Yellow Pages has written off all its goodwill and reported a loss of $78 million for the year to June 30.

The directory company made a trading profit, excluding impairment charges, of $64.3m on revenues of $209.7m, according to accounts for its holding company, NZ Directories Holdings, filed with the Companies Office.

But a $112.9m impairment charge - including a $55.4m charge that wiped out its remaining goodwill, a $45.8m brand writedown and a $12m hit to the value of customer relationships - dragged it into the red.
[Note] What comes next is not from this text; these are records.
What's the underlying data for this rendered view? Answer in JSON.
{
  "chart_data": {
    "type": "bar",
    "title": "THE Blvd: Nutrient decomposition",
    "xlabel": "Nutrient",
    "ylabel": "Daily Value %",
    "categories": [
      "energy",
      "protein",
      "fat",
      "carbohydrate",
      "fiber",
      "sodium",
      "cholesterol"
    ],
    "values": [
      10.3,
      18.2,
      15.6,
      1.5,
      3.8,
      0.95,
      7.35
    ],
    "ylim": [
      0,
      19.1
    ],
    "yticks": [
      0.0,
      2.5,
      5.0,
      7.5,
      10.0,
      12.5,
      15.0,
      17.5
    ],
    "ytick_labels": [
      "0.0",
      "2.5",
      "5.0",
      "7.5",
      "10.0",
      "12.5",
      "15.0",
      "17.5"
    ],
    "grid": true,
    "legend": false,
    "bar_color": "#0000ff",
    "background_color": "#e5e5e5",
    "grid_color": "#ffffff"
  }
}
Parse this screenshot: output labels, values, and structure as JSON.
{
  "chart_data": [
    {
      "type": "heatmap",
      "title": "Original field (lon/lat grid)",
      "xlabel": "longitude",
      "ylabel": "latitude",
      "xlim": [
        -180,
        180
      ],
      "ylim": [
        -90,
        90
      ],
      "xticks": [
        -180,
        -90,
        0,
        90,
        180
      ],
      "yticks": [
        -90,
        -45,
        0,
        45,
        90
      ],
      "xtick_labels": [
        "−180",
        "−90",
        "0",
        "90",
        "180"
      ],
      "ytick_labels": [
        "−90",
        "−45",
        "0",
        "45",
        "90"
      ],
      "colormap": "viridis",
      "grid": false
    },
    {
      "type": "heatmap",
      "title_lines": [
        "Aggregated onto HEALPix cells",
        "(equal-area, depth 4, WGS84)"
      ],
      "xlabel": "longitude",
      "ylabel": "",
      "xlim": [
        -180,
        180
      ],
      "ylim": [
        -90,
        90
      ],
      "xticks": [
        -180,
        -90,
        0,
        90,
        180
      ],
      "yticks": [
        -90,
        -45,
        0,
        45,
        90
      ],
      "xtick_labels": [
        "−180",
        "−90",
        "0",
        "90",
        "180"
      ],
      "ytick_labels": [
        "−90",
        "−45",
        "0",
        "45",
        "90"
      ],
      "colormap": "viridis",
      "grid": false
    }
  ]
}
The company said the impairment charges were "a result of a further deterioration in trading conditions arising from an economic slowdown".

Auditors PricewaterhouseCoopers drew attention to a note in the financials which said the firm's ability to continue as a going concern was dependent on the profitability of its trading operations, having enough working capital to meet operational needs, and its ability to service debt. In that note, the company's directors said they were satisfied it could continue as a going concern.

Trading conditions had been difficult due to the subdued economy, and problems with sales strategies and the group's product mix, but it had made changes to the strategies, product mix and management.

Yellow Pages, which is transforming itself from a directory book provider to an online business directory, laid off up to 125 staff - mostly in sales - earlier this year. It has divested non-core businesses such as daily deals site Groupy and, a community website for people aged 50 and over.


The group said its trading operations remained profitable, and its two-year forecast and strategic plan "supported continued profitability".

Directors said it would also be able to meet its principal and interest debt payments, based on that forecast, and the group had the ongoing support of its lenders.

The $78m loss is an improvement on the prior reporting period, when NZ Directories Holdings booked a $353m loss for the five months to June 30, 2011, after writing down goodwill by $329.3m.

That result for the five months ended June 2011 came after a prior $1.6 billion impairment of intangible assets in the year to June 2010, leading to a loss of $1.4b.

Yellow Pages' lenders, led by the Bank of New Zealand, assumed control of the company in January 2011. That followed its private equity owners, which bought the business from Telecom in 2007 for $2.2b, overloading it with debt.

Its finance costs for the financial year ending June were $39.3m. Interest-bearing liabilities totalled $461.9m, while its gearing ratio - net debt divided by capital - was 174.6 per cent, up from 130.6 per cent in June 2011.